Zwei Wochen nach dem letzten Durchgang der Bundespräsidentenwahl kann man feststellen, dass der lange Wahlkampf an der Parteienlandschaft nichts geändert hat. Zwar haben nie zuvor so viele Menschen – nämlich 2.472.892 – einen Grünen gewählt wie bei der Stichwahl am 4. Dezember. Zwar haben nie zuvor so viele Menschen einen Blauen gewählt wie bei der Stichwahl am 22. Mai (2.220.654, nicht alle sind Norbert Hofer bis zum Dezember treu geblieben). Aber die Wahlabsichten bei einer möglichen Nationalratswahl haben sich kaum verschoben.

Dieser Befund zeigt, dass die Wahlberechtigten sehr wohl zwischen verschiedenen Wahlen unterscheiden. Sie tun das in immer stärkerem Ausmaß – "gelernt" wurde das Wechselwählen bei Kommunalwahlen, dann hat es sich bei Landtagswahlen etabliert, wo starke Landespolitiker viel bessere Ergebnisse erzielen können als ihre jeweiligen Bundesparteien bei bundesweiten Wahlen in ihrem Bundesland.
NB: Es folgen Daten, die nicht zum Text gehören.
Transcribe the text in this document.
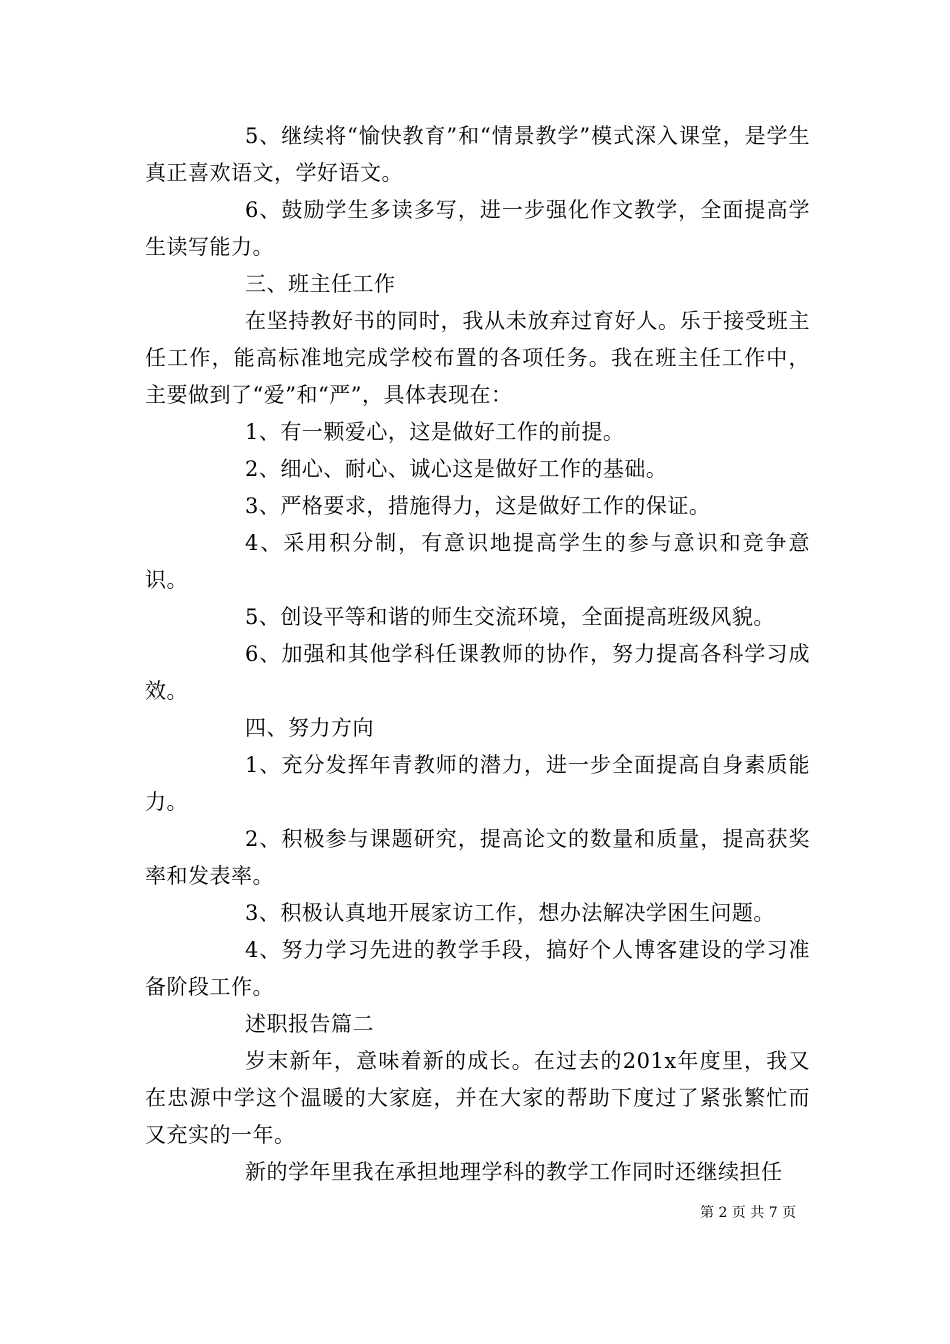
5、继续将“愉快教育”和“情景教学”模式深入课堂，是学生真正喜欢语文，学好语文。

6、鼓励学生多读多写，进一步强化作文教学，全面提高学生读写能力。

三、班主任工作

在坚持教好书的同时，我从未放弃过育好人。乐于接受班主任工作，能高标准地完成学校布置的各项任务。我在班主任工作中，主要做到了“爱”和“严”，具体表现在：

1、有一颗爱心，这是做好工作的前提。

2、细心、耐心、诚心这是做好工作的基础。

3、严格要求，措施得力，这是做好工作的保证。

4、采用积分制，有意识地提高学生的参与意识和竞争意识。

5、创设平等和谐的师生交流环境，全面提高班级风貌。

6、加强和其他学科任课教师的协作，努力提高各科学习成效。

四、努力方向

1、充分发挥年青教师的潜力，进一步全面提高自身素质能力。

2、积极参与课题研究，提高论文的数量和质量，提高获奖率和发表率。

3、积极认真地开展家访工作，想办法解决学困生问题。

4、努力学习先进的教学手段，搞好个人博客建设的学习准备阶段工作。

述职报告篇二

岁末新年，意味着新的成长。在过去的201x年度里，我又在忠源中学这个温暖的大家庭，并在大家的帮助下度过了紧张繁忙而又充实的一年。

新的学年里我在承担地理学科的教学工作同时还继续担任

第 2 页 共 7 页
Motivierungskünste gefragt

Nun gilt also auch bei bundesweiten Wahlen: Wer ein-, zweimal Alexander Van der Bellen gewählt hat, zählt zwar zum weitesten von den Grünen ansprechbaren Wählerkreis. Aber das heißt nicht, dass diese potenziellen Wählerinnen und Wähler auch tatsächlich zu den Grünen wandern, wenn das nächste Mal ein neuer Nationalrat gewählt wird. Da wird es auf die Motivierungskünste ankommen – und Eva Glawischnig wird derzeit nur von jedem 50. Wahlberechtigten als Kanzlerin gewünscht.

Im blauen Lager ist es ganz ähnlich: Zwar bekennen sich derzeit in Umfragen viele Personen zur Wahl der FPÖ – auf die Frage, wer denn der nächste Kanzler werden soll, sagen aber nur sechs von zehn bekennenden Freiheitlichen, dass das Heinz-Christian Strache sein soll. Jeder neunte FPÖ-Wähler sagt sogar explizit, dass er für Amtsinhaber Christian Kern stimmen würde, wenn man denn den Kanzler direkt wählen könnte.

Gute Karten für Kern

Überhaupt hätte Kern derzeit in einem stark auf Persönlichkeiten abstellenden Wahlkampf gute Karten: In der Kanzlerfrage ist er mit 41 Prozent ganz weit vorn, auch etwa jeder fünfte ÖVP-Wähler würde sich einen Verbleib Kerns wünschen. Das relativiert die Aussagen der derzeitigen ÖVP-Spitze, die meint, dass es zwischen ÖVP und SPÖ kaum Wähleraustausch gebe. Aber es ist ja auch keineswegs gewiss, dass die ÖVP mit ihrem derzeitigen Spitzenteam in die Wahl geht – ein Sebastian Kurz wäre möglicherweise ein besserer "Vote-Getter" als Reinhold Mitterlehner, der in nur zwei Jahren an der Parteispitze ziemlich an Strahlkraft verloren hat. Was Mitterlehner aber nicht verloren hat, ist sein Optimismus, den er quasi zum Programm der ÖVP gemacht hat.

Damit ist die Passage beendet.